Something I've been finding myself more in these days due to market valuations are names in where there is already assumption of capital mis-allocation / there has been from either a questionable or vertical merger. In most cases, I find the stocks to have lost more market value in the following months than how much they could have possibly overpaid. Do you usually find these situations as dumb due to them likely doing it again or reasonable given you'd rather buy this than a secular decliner for the same price (I'm seeing these at anywhere between 9x - 13x cash earnings but obviously leveraged, usually 4-5x post for a reasonably strong base business targeting ~3-3.5x in 2 yrs post completion).
This is a very good question and I want to give it more thought. Typically, I think the market tends to overreact to near-term earnings. I know it sounds obvious and silly, but people don't have a lot of imagination and just think the current environment will exist into perpetuity. I think I may have mentioned earlier that I like this shipping company (ticker ASC). They will be a big beneficiary of IMO 2020, a rule that will not go not effect until 2020. It's priced at a huge discount to NAV currently, however, since current earnings are anemic.

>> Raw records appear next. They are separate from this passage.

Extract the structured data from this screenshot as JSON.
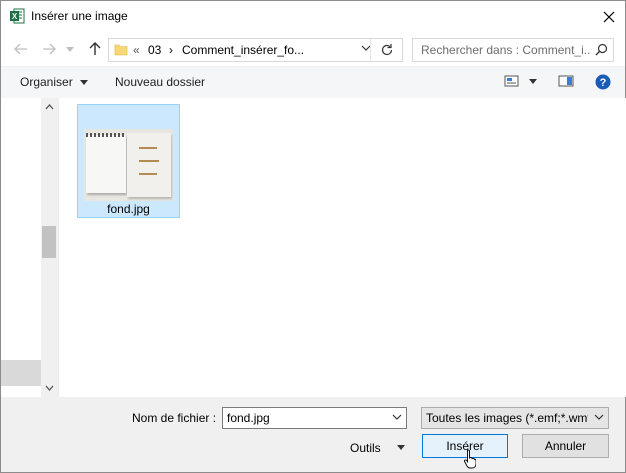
{
  "window": {
    "title": "Insérer une image",
    "app_icon": "excel-icon"
  },
  "address": {
    "overflow": "«",
    "crumbs": [
      "03",
      "Comment_insérer_fo..."
    ],
    "separator": "›"
  },
  "search": {
    "placeholder": "Rechercher dans : Comment_i..."
  },
  "toolbar": {
    "organize": "Organiser",
    "new_folder": "Nouveau dossier"
  },
  "files": [
    {
      "name": "fond.jpg",
      "selected": true
    }
  ],
  "bottom": {
    "filename_label": "Nom de fichier :",
    "filename_value": "fond.jpg",
    "filetype": "Toutes les images (*.emf;*.wmf",
    "tools": "Outils",
    "insert": "Insérer",
    "cancel": "Annuler"
  },
  "colors": {
    "selection": "#cce8ff",
    "accent": "#0078d7",
    "excel": "#1d6f42"
  }
}
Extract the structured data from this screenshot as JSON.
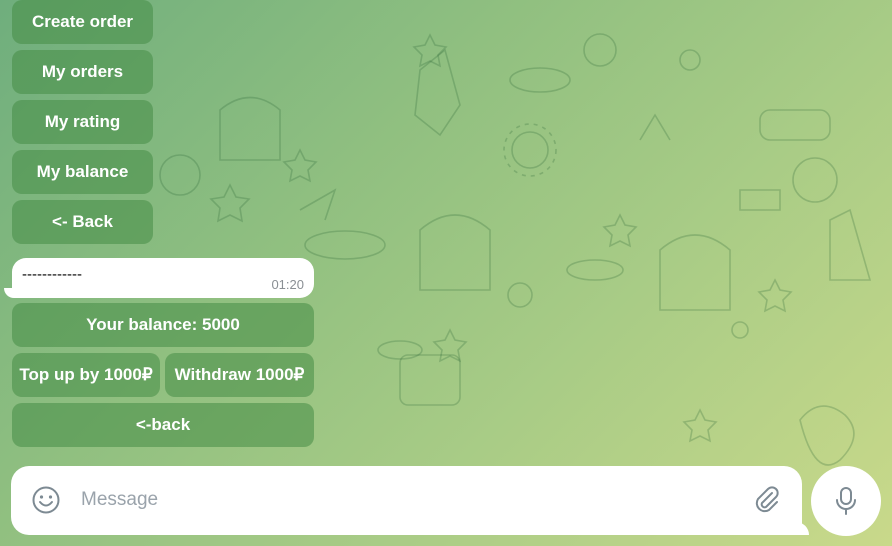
{
  "keyboard_top": {
    "create_order": "Create order",
    "my_orders": "My orders",
    "my_rating": "My rating",
    "my_balance": "My balance",
    "back": "<- Back"
  },
  "message": {
    "text": "------------",
    "time": "01:20"
  },
  "keyboard_balance": {
    "balance": "Your balance: 5000",
    "top_up": "Top up by 1000₽",
    "withdraw": "Withdraw 1000₽",
    "back": "<-back"
  },
  "composer": {
    "placeholder": "Message",
    "emoji_icon": "smile-icon",
    "attach_icon": "paperclip-icon",
    "voice_icon": "microphone-icon"
  }
}
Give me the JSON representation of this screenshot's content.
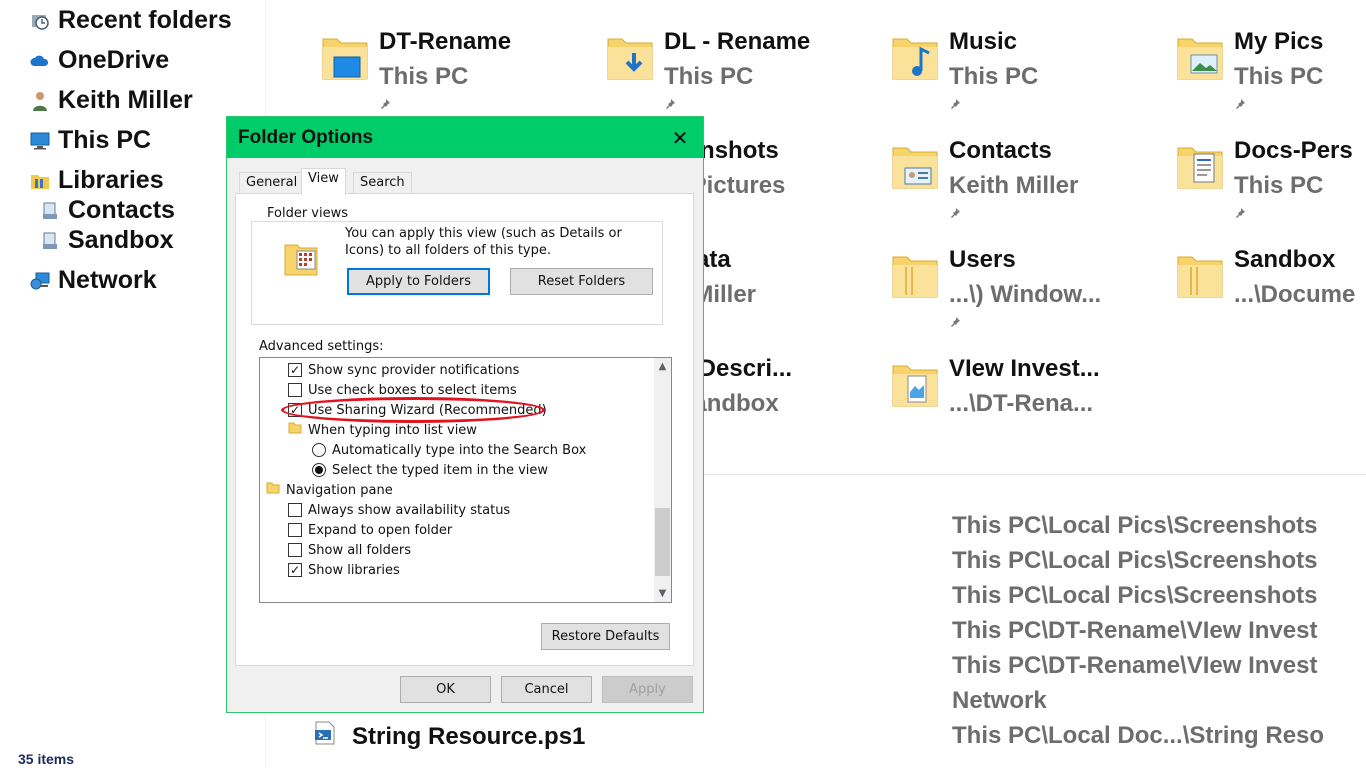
{
  "nav": {
    "items": [
      {
        "label": "Recent folders",
        "icon": "recent-folders-icon"
      },
      {
        "label": "OneDrive",
        "icon": "onedrive-icon"
      },
      {
        "label": "Keith Miller",
        "icon": "user-icon"
      },
      {
        "label": "This PC",
        "icon": "computer-icon"
      },
      {
        "label": "Libraries",
        "icon": "libraries-icon"
      },
      {
        "label": "Contacts",
        "icon": "library-icon"
      },
      {
        "label": "Sandbox",
        "icon": "library-icon"
      },
      {
        "label": "Network",
        "icon": "network-icon"
      }
    ],
    "status": "35 items"
  },
  "tiles": [
    {
      "name": "DT-Rename",
      "location": "This PC",
      "icon": "desktop-folder-icon",
      "pinned": true
    },
    {
      "name": "DL - Rename",
      "location": "This PC",
      "icon": "downloads-folder-icon",
      "pinned": true
    },
    {
      "name": "Music",
      "location": "This PC",
      "icon": "music-folder-icon",
      "pinned": true
    },
    {
      "name": "My Pics",
      "location": "This PC",
      "icon": "pictures-folder-icon",
      "pinned": true
    },
    {
      "name": "reenshots",
      "location": "...\\Pictures",
      "icon": "folder-icon",
      "pinned": false
    },
    {
      "name": "Contacts",
      "location": "Keith Miller",
      "icon": "contacts-folder-icon",
      "pinned": true
    },
    {
      "name": "Docs-Pers",
      "location": "This PC",
      "icon": "documents-folder-icon",
      "pinned": true
    },
    {
      "name": "pData",
      "location": "th Miller",
      "icon": "folder-icon",
      "pinned": false
    },
    {
      "name": "Users",
      "location": "...\\) Window...",
      "icon": "folder-icon",
      "pinned": true
    },
    {
      "name": "Sandbox",
      "location": "...\\Docume",
      "icon": "folder-icon",
      "pinned": false
    },
    {
      "name": "pe Descri...",
      "location": ".\\Sandbox",
      "icon": "folder-icon",
      "pinned": false
    },
    {
      "name": "VIew Invest...",
      "location": "...\\DT-Rena...",
      "icon": "file-folder-icon",
      "pinned": false
    }
  ],
  "recent_paths": [
    "This PC\\Local Pics\\Screenshots",
    "This PC\\Local Pics\\Screenshots",
    "This PC\\Local Pics\\Screenshots",
    "This PC\\DT-Rename\\VIew Invest",
    "This PC\\DT-Rename\\VIew Invest",
    "Network",
    "This PC\\Local Doc...\\String Reso"
  ],
  "recent_file": {
    "name": "String Resource.ps1",
    "icon": "script-file-icon"
  },
  "dialog": {
    "title": "Folder Options",
    "close_icon": "close-icon",
    "tabs": [
      "General",
      "View",
      "Search"
    ],
    "active_tab": "View",
    "folder_views": {
      "legend": "Folder views",
      "description": "You can apply this view (such as Details or Icons) to all folders of this type.",
      "apply_button": "Apply to Folders",
      "reset_button": "Reset Folders"
    },
    "advanced_label": "Advanced settings:",
    "advanced_items": [
      {
        "type": "checkbox",
        "label": "Show sync provider notifications",
        "checked": true
      },
      {
        "type": "checkbox",
        "label": "Use check boxes to select items",
        "checked": false
      },
      {
        "type": "checkbox",
        "label": "Use Sharing Wizard (Recommended)",
        "checked": true
      },
      {
        "type": "group",
        "label": "When typing into list view"
      },
      {
        "type": "radio",
        "label": "Automatically type into the Search Box",
        "checked": false
      },
      {
        "type": "radio",
        "label": "Select the typed item in the view",
        "checked": true
      },
      {
        "type": "group",
        "label": "Navigation pane"
      },
      {
        "type": "checkbox",
        "label": "Always show availability status",
        "checked": false
      },
      {
        "type": "checkbox",
        "label": "Expand to open folder",
        "checked": false
      },
      {
        "type": "checkbox",
        "label": "Show all folders",
        "checked": false
      },
      {
        "type": "checkbox",
        "label": "Show libraries",
        "checked": true
      }
    ],
    "restore_button": "Restore Defaults",
    "ok_button": "OK",
    "cancel_button": "Cancel",
    "apply_button": "Apply",
    "highlight_color": "#e0131e",
    "titlebar_color": "#00cc6a"
  }
}
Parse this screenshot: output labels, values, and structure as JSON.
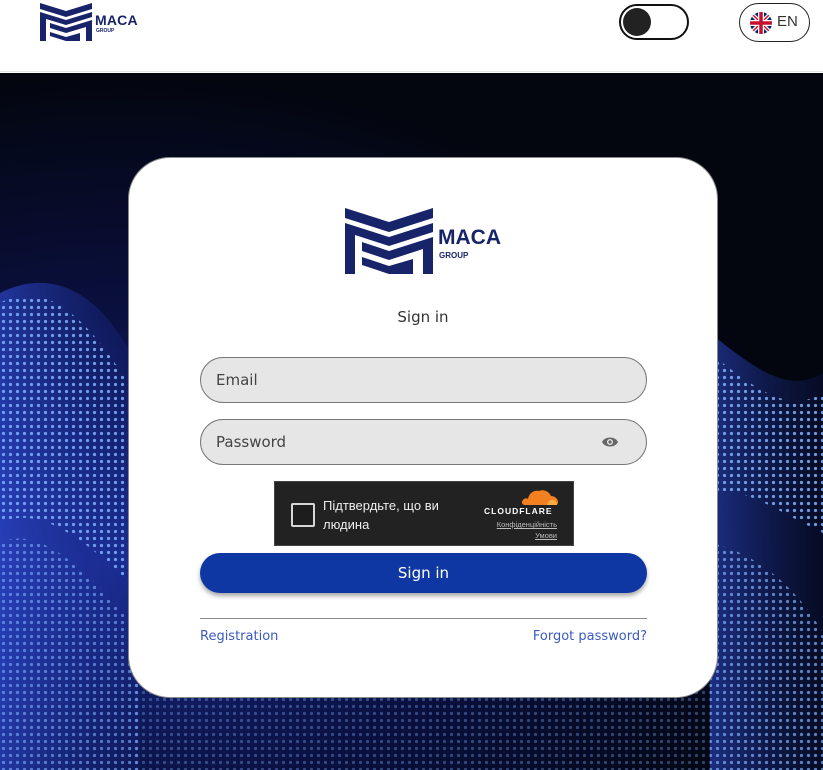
{
  "header": {
    "logo": {
      "brand": "MACA",
      "sub": "GROUP"
    },
    "theme_toggle": {
      "state": "light"
    },
    "language": {
      "code": "EN",
      "flag": "uk-flag-icon"
    }
  },
  "card": {
    "logo": {
      "brand": "MACA",
      "sub": "GROUP"
    },
    "title": "Sign in",
    "email": {
      "placeholder": "Email",
      "value": ""
    },
    "password": {
      "placeholder": "Password",
      "value": ""
    },
    "captcha": {
      "label": "Підтвердьте, що ви людина",
      "brand": "CLOUDFLARE",
      "privacy": "Конфіденційність",
      "terms": "Умови"
    },
    "signin_button": "Sign in",
    "registration_link": "Registration",
    "forgot_link": "Forgot password?"
  },
  "colors": {
    "brand_navy": "#17246a",
    "button_blue": "#0f37a4",
    "link_blue": "#3b5ac0",
    "cloudflare_orange": "#f38020"
  }
}
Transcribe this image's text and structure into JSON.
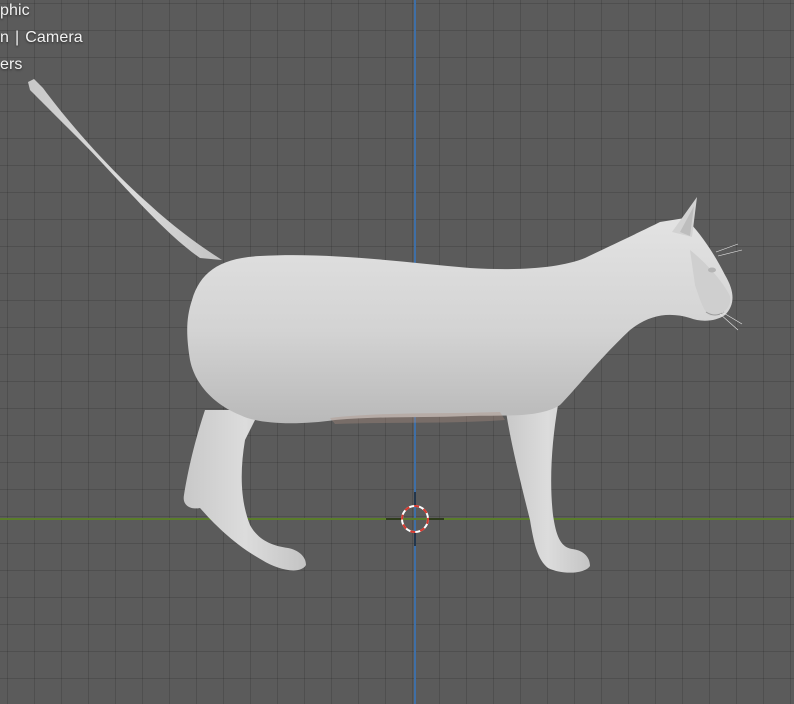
{
  "viewport": {
    "view_mode_text": "phic",
    "collection": {
      "left_text": "n",
      "separator": "|",
      "object_text": "Camera"
    },
    "overlay_extra_text": "ers",
    "subject_icon": "cat-model",
    "cursor_icon": "3d-cursor-icon",
    "colors": {
      "background": "#5b5b5b",
      "grid": "#4e4e4e",
      "y_axis": "#3f6fa6",
      "x_axis": "#5a7d2b",
      "model": "#d6d6d6"
    }
  }
}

I'm not a huge fan of touching companies that make dumb, large acquisitions that lever them up. I recently came across a similar pitch for CCK...the pitch being that the share price collapse more-than-offset the dilution and that now management just has to execute and eventually the multiple re-rates (double-digit FCF yield today). I skimmed through it and immediately passed. Now, I could look like a huge idiot in 5 years and be wrong. But my simpleton view is that we're closer to the top than the bottom of the cycle. A lot of these investment opportunities paid-off over the past decade, but that's simply because we were in an improving business environment with unsustainably low interest rates. This is now reversing and I feel like a lot of these companies will potentially cause significant value destruction.